Defis für Baden-Baden: erster öffentlicher Defibrillator am Leopoldsplatz in Baden-Baden - Ziel: 20 Geräte bis Ende 2011

Aktion will Angst nehmen vor der Ersthilfe

Die Zahlen sprechen für sich: Rund 100.000 Menschen sterben bundesweit jedes Jahr durch plötzlichen Herztod - in Baden-Baden sind es alljährlich rund 70 Frauen und Männer. Die Apothekerin Karin Enderle und die Volksbank Baden-Baden/Rastatt nehmen sich diesem wichtigen Thema an und installieren in der Stadt eine erste öffentlich zugängliche Notrufsäule mit eingebautem Defibrillator.

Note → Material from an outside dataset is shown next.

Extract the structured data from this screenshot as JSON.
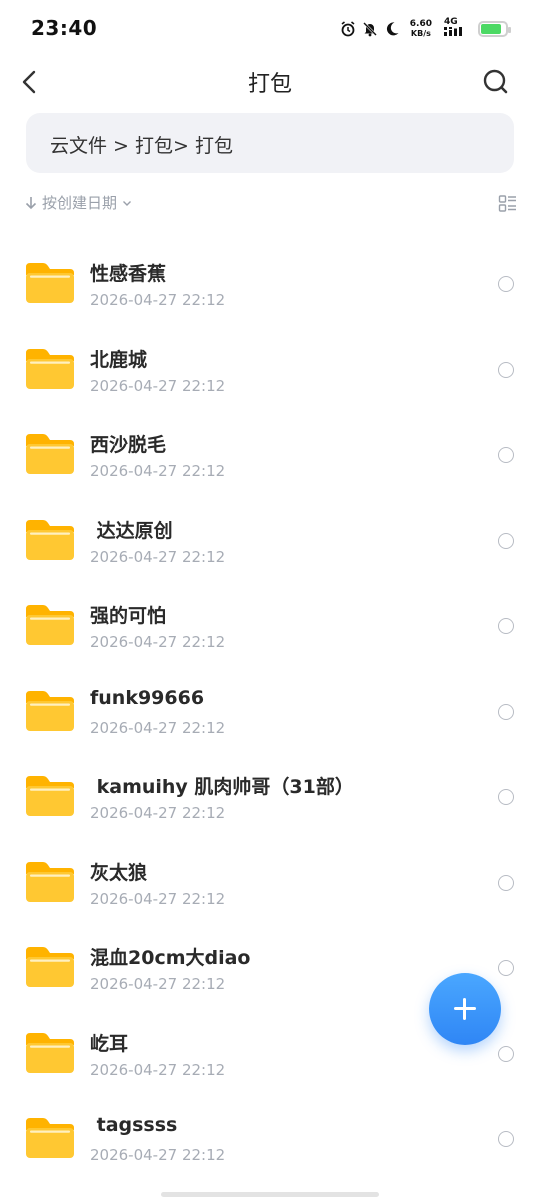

Jetzt wurde dieser so genannte Automatisierte Externe Defibrillator (AED) mit der Notrufsäule auf dem Leopoldsplatz aufgebaut. "Die einzige ursächliche Therapie bei Kammerf1immern ist ein möglichst frühzeitiges Einsetzen der Überlebenskette mit einer Herz-Lungen-Wiederbelebung und elektrischer Defibrillation", erklärt Karin Enderle, die mit dem Verein Stadt-Forum Gesundheit Baden-Baden die Gesamtkonzeption unter dem Motto "Defis für Baden-Baden" ausgearbeitet und vorangetrieben hat.

Unter Mithilfe der Stadt Baden-Baden und ihres Oberbürgermeisters Wolfgang Gerstner, der die Schirmherrschaft für das groß angelegte Projekt übernommen hat, sowie der Feuerwehr Baden-Baden wurde über Monate erarbeitet, welche Standorte praktikabel und welches System geeignet für Baden-Baden wäre. "Die Überlebenswahrscheinlichkeit bei Kammerf1immern liegt laut Statistiken bei sofortiger Defibrillation bei bis zu 90 Prozent, nach zehn Minuten sinkt die Überlebenschance auf null bis zehn Prozent", macht Enderle die Notwendigkeit zu schneller Hilfe deutlich. Daher können von nun an Passanten auf dem Leopoldsplatz sofort reagieren.

Über eine einzige Taste können sie einen Notruf absenden, da die Säule direkt an die Rettungsleitstelle angebunden ist. Danach können sie durch gezielte Stromstöße mit dem Defibrillator das Kammerflimmern beenden. "Das Gerät ist so konzipiert, dass es auch Laien ohne Vorkenntnisse benutzen können", konstatiert Enderle. Das Gerät gibt dem Anwender konkrete Sprachanweisungen.. Der "Arzt im Gerät" analysiert das EKG und erkennt, ob ein defibrillationswürdiger Rhythmus vorliegt. Eine Fehlanwendung sei ausgeschlossen. "Mit der Volksbank Baden-Baden/Rastatt hat das Stadt-Forum Gesundheit Baden-Baden einen wichtigen Partner für die Realisierung des Projekts gefunden. "Wir waren von der Idee sofort überzeugt", erklärt Thomas Poerings, stellvertretender Vorstandsvorsitzender der Volksbank Baden-BadenlRastatt.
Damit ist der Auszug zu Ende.